Rolls-Royce job cuts blamed on low oil prices
ENGINE manufacturer Rolls-Royce has blamed low oil prices for its decision to cut a further 600 jobs by the end of this year, as part of cost-reduction plans in its marine business.
The job losses announced yesterday are in addition to the 2,600 role reductions announced previously.
The company said that around half of the new job losses will occur in Norway, while the rest of the reductions will occur elsewhere in the marine division, which operates in 34 countries worldwide.
Rolls-Royce said in a market update earlier this month that it had suffered a slow start to 2015 and was consequently looking to achieve “further efficiencies”.

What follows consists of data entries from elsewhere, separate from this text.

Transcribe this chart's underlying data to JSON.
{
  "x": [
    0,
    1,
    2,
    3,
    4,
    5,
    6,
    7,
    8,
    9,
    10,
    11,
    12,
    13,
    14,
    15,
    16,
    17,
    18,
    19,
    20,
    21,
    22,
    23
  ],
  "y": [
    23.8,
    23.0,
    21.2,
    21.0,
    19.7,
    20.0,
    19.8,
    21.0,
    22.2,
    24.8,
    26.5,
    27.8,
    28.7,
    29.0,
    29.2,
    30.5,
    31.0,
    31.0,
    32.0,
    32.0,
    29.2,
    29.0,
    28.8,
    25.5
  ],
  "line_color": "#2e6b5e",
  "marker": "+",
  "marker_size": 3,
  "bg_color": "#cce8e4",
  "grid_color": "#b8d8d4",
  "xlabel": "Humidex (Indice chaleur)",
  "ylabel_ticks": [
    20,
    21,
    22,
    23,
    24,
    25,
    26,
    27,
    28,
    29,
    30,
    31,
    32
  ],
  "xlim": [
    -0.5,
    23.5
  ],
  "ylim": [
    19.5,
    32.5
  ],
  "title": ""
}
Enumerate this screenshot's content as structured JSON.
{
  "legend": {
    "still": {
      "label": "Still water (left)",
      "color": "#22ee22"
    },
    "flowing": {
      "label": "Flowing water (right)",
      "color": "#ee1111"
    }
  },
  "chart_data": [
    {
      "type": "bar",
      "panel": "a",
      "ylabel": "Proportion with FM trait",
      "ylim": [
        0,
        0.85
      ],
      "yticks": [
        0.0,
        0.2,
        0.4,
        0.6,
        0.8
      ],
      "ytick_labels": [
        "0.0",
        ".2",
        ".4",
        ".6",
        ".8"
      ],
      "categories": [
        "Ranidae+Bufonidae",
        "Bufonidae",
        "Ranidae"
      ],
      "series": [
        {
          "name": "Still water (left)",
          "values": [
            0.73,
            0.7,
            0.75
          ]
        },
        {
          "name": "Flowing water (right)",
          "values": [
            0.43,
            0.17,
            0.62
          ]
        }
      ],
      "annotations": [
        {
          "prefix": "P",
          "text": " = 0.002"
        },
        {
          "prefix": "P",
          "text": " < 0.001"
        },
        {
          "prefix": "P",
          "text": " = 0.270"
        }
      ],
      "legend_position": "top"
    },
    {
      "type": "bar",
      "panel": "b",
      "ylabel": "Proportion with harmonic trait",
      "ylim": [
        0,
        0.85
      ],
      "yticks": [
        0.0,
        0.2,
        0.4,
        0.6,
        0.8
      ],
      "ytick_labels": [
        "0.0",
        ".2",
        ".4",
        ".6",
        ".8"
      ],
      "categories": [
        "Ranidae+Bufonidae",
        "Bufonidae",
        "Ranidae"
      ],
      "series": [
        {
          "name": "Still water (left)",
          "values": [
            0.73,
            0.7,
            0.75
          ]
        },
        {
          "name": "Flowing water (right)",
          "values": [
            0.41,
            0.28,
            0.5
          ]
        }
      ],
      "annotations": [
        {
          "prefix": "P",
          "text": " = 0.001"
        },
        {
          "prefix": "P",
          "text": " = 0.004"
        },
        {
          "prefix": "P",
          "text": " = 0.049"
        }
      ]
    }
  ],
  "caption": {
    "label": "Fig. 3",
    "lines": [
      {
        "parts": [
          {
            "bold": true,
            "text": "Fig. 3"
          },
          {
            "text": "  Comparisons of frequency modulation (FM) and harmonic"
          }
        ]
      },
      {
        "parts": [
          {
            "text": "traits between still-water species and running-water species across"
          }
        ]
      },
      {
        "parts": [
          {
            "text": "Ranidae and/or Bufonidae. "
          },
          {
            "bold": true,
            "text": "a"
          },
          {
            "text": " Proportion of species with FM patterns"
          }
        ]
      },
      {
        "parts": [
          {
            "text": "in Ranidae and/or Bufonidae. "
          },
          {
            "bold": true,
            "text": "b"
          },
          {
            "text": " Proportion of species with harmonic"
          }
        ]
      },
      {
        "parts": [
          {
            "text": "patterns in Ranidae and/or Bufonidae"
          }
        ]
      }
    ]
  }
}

Mikael Makinen, president of the marine division, said yesterday: “We are transforming our marine business, and while we are making good progress on cost, the effect of low oil prices means we have to continue to look for further efficiencies. It is never an easy decision to propose reductions in our workforce, but it is a sign of the challenging market in which we operate.”
The benchmark price for Brent crude oil more than halved between June 2014 and March this year, but has since rallied to around $66.
The company said the job cuts will have a “broadly neutral impact” on profits this year, but would generate around £25m of benefits from 2016.
Shares in Rolls-Royce dipped by 0.3 per cent yesterday.